High Spatial Resolution MALDI Imaging Mass Spectrometry Data Acquisition
Jamie Allen, Jeff Spraggins, Angela R.S. Kruse, David Anderson, allison.b.esselman, Martin Dufresne, Katerina V Djambazova, Madeline E. Colley, Melissa Farrow, Ali Zahraei, Olof Isberg
Abstract
This protocol provides the workflow and instrument parameters for setting up a MALDI imaging mass spectrometry experiment on a Bruker timsTOF Flex instrument. This protocol is intended for 10µm spatial resolution imaging of lipids ( m/z 400 - 2000) in positive and negative ionization mode data acquisition in qTOF mode of operation.
Steps
Place slides in a MTP 2-slide holder. Scan slides using flatbed scanner, allowing for sufficient contrast to visualize the tissue boundary. Ensure the slides have fiducials.
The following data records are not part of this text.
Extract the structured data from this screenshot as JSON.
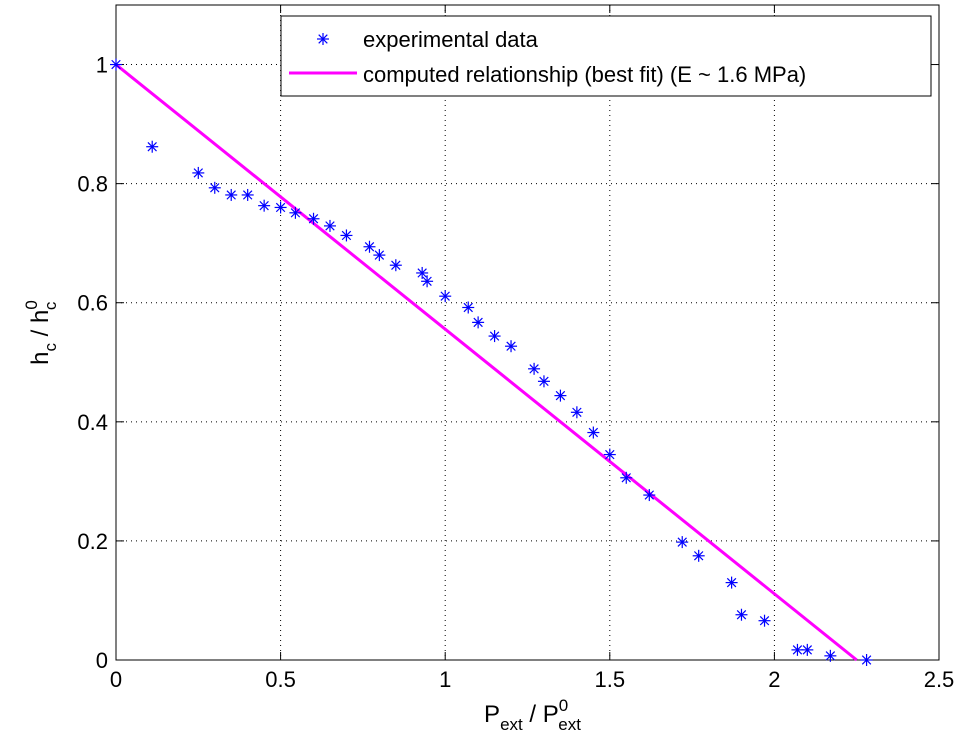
{
  "chart_data": {
    "type": "scatter",
    "xlabel": {
      "main": "P",
      "sub": "ext",
      "sep": " / ",
      "main2": "P",
      "sub2": "ext",
      "sup2": "0"
    },
    "ylabel": {
      "main": "h",
      "sub": "c",
      "sep": " / ",
      "main2": "h",
      "sub2": "c",
      "sup2": "0"
    },
    "xlim": [
      0,
      2.5
    ],
    "ylim": [
      0,
      1.1
    ],
    "xticks": [
      0,
      0.5,
      1,
      1.5,
      2,
      2.5
    ],
    "xtick_labels": [
      "0",
      "0.5",
      "1",
      "1.5",
      "2",
      "2.5"
    ],
    "yticks": [
      0,
      0.2,
      0.4,
      0.6,
      0.8,
      1
    ],
    "ytick_labels": [
      "0",
      "0.2",
      "0.4",
      "0.6",
      "0.8",
      "1"
    ],
    "grid": true,
    "legend_position": "top-right",
    "series": [
      {
        "name": "experimental data",
        "kind": "markers",
        "marker": "*",
        "color": "#0000ff",
        "points": [
          [
            0,
            1
          ],
          [
            0.11,
            0.862
          ],
          [
            0.25,
            0.818
          ],
          [
            0.3,
            0.793
          ],
          [
            0.35,
            0.781
          ],
          [
            0.4,
            0.781
          ],
          [
            0.45,
            0.763
          ],
          [
            0.5,
            0.76
          ],
          [
            0.545,
            0.751
          ],
          [
            0.6,
            0.741
          ],
          [
            0.65,
            0.729
          ],
          [
            0.7,
            0.713
          ],
          [
            0.77,
            0.694
          ],
          [
            0.8,
            0.68
          ],
          [
            0.85,
            0.663
          ],
          [
            0.93,
            0.65
          ],
          [
            0.945,
            0.636
          ],
          [
            1.0,
            0.611
          ],
          [
            1.07,
            0.592
          ],
          [
            1.1,
            0.567
          ],
          [
            1.15,
            0.544
          ],
          [
            1.2,
            0.527
          ],
          [
            1.27,
            0.489
          ],
          [
            1.3,
            0.468
          ],
          [
            1.35,
            0.444
          ],
          [
            1.4,
            0.416
          ],
          [
            1.45,
            0.382
          ],
          [
            1.5,
            0.345
          ],
          [
            1.55,
            0.306
          ],
          [
            1.62,
            0.277
          ],
          [
            1.72,
            0.198
          ],
          [
            1.77,
            0.175
          ],
          [
            1.87,
            0.13
          ],
          [
            1.9,
            0.076
          ],
          [
            1.97,
            0.066
          ],
          [
            2.07,
            0.017
          ],
          [
            2.1,
            0.017
          ],
          [
            2.17,
            0.007
          ],
          [
            2.28,
            0.0
          ]
        ]
      },
      {
        "name": "computed relationship (best fit) (E ~ 1.6 MPa)",
        "kind": "line",
        "color": "#ff00ff",
        "points": [
          [
            0,
            1
          ],
          [
            2.25,
            0
          ]
        ]
      }
    ]
  }
}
Load the 2-slide holder in the instrument. Open timsControl software and select appropriate MALDI IMS data acquisition method. Generate target profile by ensuring "Use Target Profile" is enabled. Check the height at a few different locations on the slide and ensure the difference is <10 µm.
Calibrate the TOF with an external calibration using red phosphorus. Proceed if all calibration points are <1ppm standard deviation error and the calibration score is >99%.
Use the FlexImaging software to load the optical image of the slides. Teach the target position with three teaching points. Check the accuracy of the teaching by moving the stage to a fourth location.
Select desired tissue measurement region. Start data acquisition in the FlexImaging software.